Periosteum

E. Periosteum en zijn relatie tot de epifysen, metafysen en diafysen

Het periosteum wordt algemeen erkend als een belangrijke rol bij de vorming van corticaal bot door het intramembrane mechanisme. Het is samengesteld uit een buitenste vezellaag en een binnenste osteogene of cambiale laag. Minder algemeen gewaardeerd is echter het feit dat het periosteum ook een belangrijke ondersteunende rol speelt met betrekking tot de stabiliteit op de fyseal-metafysaire overgang, evenals een rol bij het uitoefenen van de juiste trekkrachten op de physis tijdens de groeiperiode. De buitenste vezellaag van het periosteum passeert de physis en hecht zich aan het epifysair kraakbeen. Het dient als een continue laag van het epifysair kraakbeen van het proximale uiteinde van een lang bot tot het epifysair kraakbeen van het distale uiteinde van dat bot.

Het periosteum is vrij losjes bevestigd aan het onderliggende corticale bot in het kind in ontwikkeling. De redenen hiervoor houden verband met de verschillende groeisnelheden in het bot zelf en in het periost. Het bot groeit door aan beide uiteinden weefsel aan te brengen, maar het is aangetoond dat het periost over de gehele lengte gelijkmatig groeit door interstitiële celmechanismen (364). Bovendien groeit het ene uiteinde van een lang bot sneller dan het andere uiteinde. Door de losse bevestiging van het periosteum aan het onderliggende bot kunnen de differentiële groeimechanismen zonder problemen gelijktijdig plaatsvinden. De interstitiële groei van het periosteum dient ook om de relatie tussen de spieraanhechtingen en het periosteum te behouden, een gebeurtenis die veel moeilijker zou zijn als het periosteum zelf alleen aan zijn proximale en distale uiteinden groeide. De buitenste vezellaag van het periosteum is continu van epifysair kraakbeen tot epifysair kraakbeen, terwijl de binnenste osteogene laag vaak discontinu is in het gebied van de metafysaire insnijdingszone, in het bijzonder waar deze zone nogal gehoekt is. Het periosteum is stevig gehecht aan het groeiende bot aan beide epifysaire uiteinden. Lacroix geeft aan dat het enige gebied tussen deze regio’s waarin periostale verlenging en botverlenging hetzelfde zijn, is op het zogenaamde “nulpunt” van periostale groei, dat het verst verwijderd is van de meest actieve groeischijf en het dichtst bij de minst actieve groei. Dit zou bijvoorbeeld gebeuren in de tibia op ongeveer 35% van de tibiale lengte boven de groeischijf, omdat slechts 35% van de tibiale groei plaatsvindt aan het distale uiteinde van het bot.

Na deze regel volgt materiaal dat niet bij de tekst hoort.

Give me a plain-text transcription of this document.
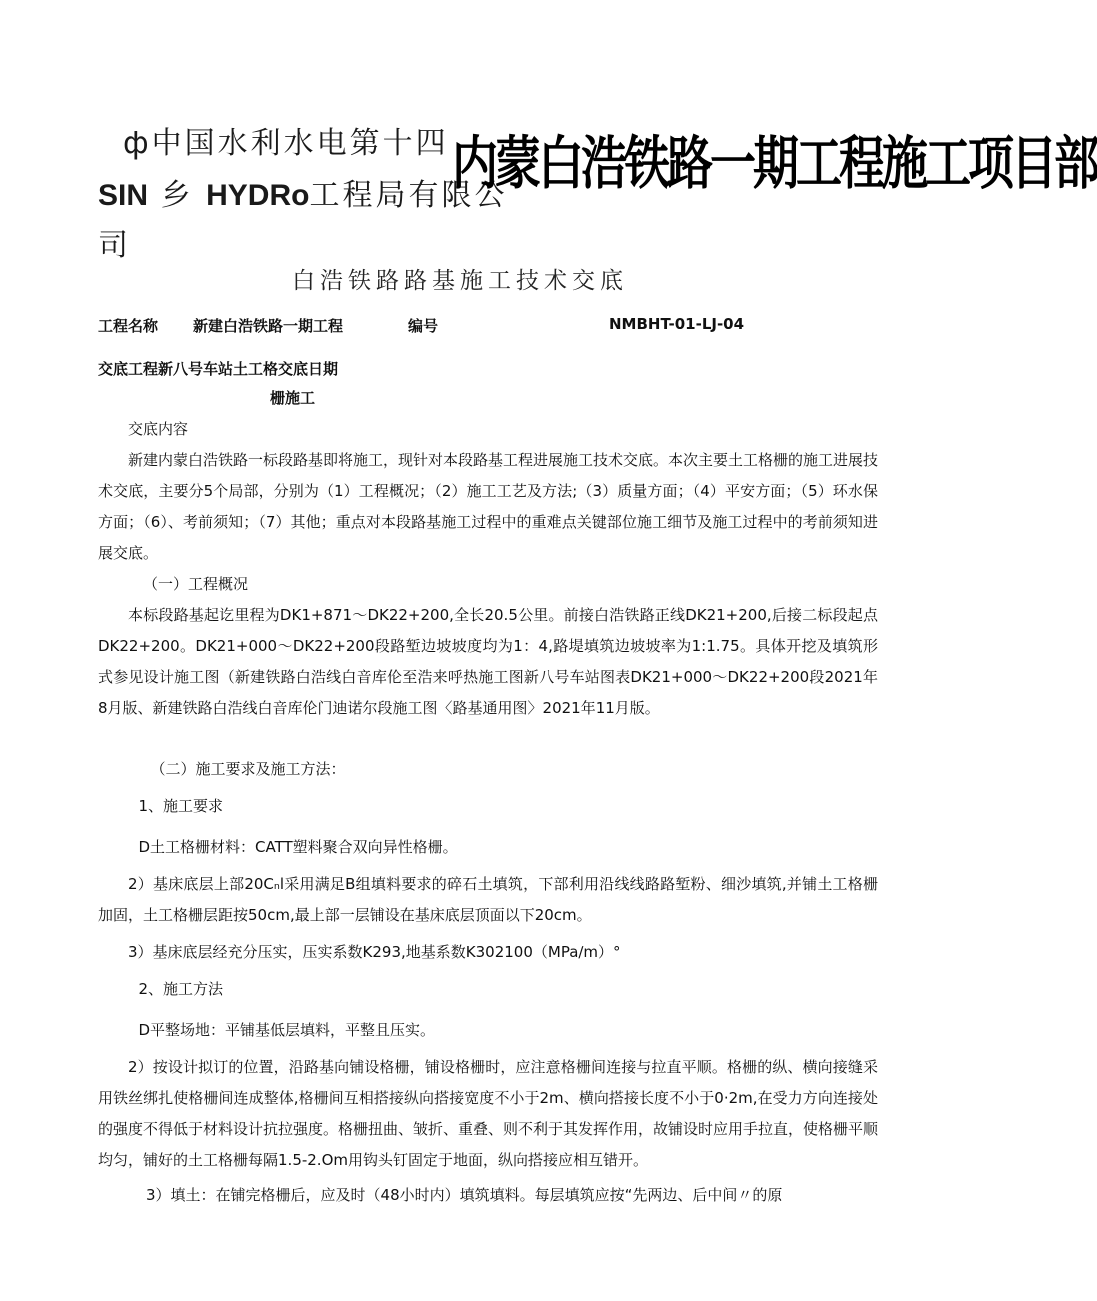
ф中国水利水电第十四
SIN 乡 HYDRo工程局有限公
司
内蒙白浩铁路一期工程施工项目部
白浩铁路路基施工技术交底
工程名称 新建白浩铁路一期工程	编号	NMBHT-01-LJ-04
交底工程新八号车站土工格交底日期
栅施工

交底内容

新建内蒙白浩铁路一标段路基即将施工，现针对本段路基工程进展施工技术交底。本次主要土工格栅的施工进展技术交底，主要分5个局部，分别为（1）工程概况；（2）施工工艺及方法;（3）质量方面；（4）平安方面；（5）环水保方面；（6）、考前须知；（7）其他；重点对本段路基施工过程中的重难点关键部位施工细节及施工过程中的考前须知进展交底。

（一）工程概况

本标段路基起讫里程为DK1+871～DK22+200,全长20.5公里。前接白浩铁路正线DK21+200,后接二标段起点DK22+200。DK21+000～DK22+200段路堑边坡坡度均为1：4,路堤填筑边坡坡率为1:1.75。具体开挖及填筑形式参见设计施工图（新建铁路白浩线白音库伦至浩来呼热施工图新八号车站图表DK21+000～DK22+200段2021年8月版、新建铁路白浩线白音库伦门迪诺尔段施工图〈路基通用图〉2021年11月版。

（二）施工要求及施工方法：

1、施工要求

D土工格栅材料：CATT塑料聚合双向异性格栅。

2）基床底层上部20Cₙl采用满足B组填料要求的碎石土填筑，下部利用沿线线路路堑粉、细沙填筑,并铺土工格栅加固，土工格栅层距按50cm,最上部一层铺设在基床底层顶面以下20cm。

3）基床底层经充分压实，压实系数K293,地基系数K302100（MPa∕m）°

2、施工方法

D平整场地：平铺基低层填料，平整且压实。

2）按设计拟订的位置，沿路基向铺设格栅，铺设格栅时，应注意格栅间连接与拉直平顺。格栅的纵、横向接缝采用铁丝绑扎使格栅间连成整体,格栅间互相搭接纵向搭接宽度不小于2m、横向搭接长度不小于0·2m,在受力方向连接处的强度不得低于材料设计抗拉强度。格栅扭曲、皱折、重叠、则不利于其发挥作用，故铺设时应用手拉直，使格栅平顺均匀，铺好的土工格栅每隔1.5-2.Om用钩头钉固定于地面，纵向搭接应相互错开。

3）填土：在铺完格栅后，应及时（48小时内）填筑填料。每层填筑应按“先两边、后中间〃的原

De extrinsieke ondersteuning die het periosteum biedt voor de groeiplaat aan de rand van de groef van de regio Ranvier is aanzienlijk. John Poland meldt in zijn klassieke verhandeling over epifysaire groeischijffracturen een experiment van John Wilson in de jaren 1820 waarbij gewichten werden toegepast aan anatomische exemplaren van menselijke distale dijbenen bij kinderen (273). Toen de perifere periostale weefsels werden verwijderd uit het groeiplaatgebied, was de hoeveelheid gewicht die nodig was om de epifyse van de metafyse los te maken slechts één zo groot als toen de weefsels intact waren. Aanzienlijke structurele ondersteuning wordt geboden door de periostale en perichondriale weefsels. Amamilo en medewerkers toonden ook aan dat er een constant hogere kracht nodig was bij ratten om epifysaire verplaatsing te produceren met het periosteum intact (5). Alexander (4) documenteerde het optreden van distale radiale epifysaire fracturen in tijden van de snelste groei en impliceerde veranderende mechanische kenmerken van de open fysica op verschillende leeftijden.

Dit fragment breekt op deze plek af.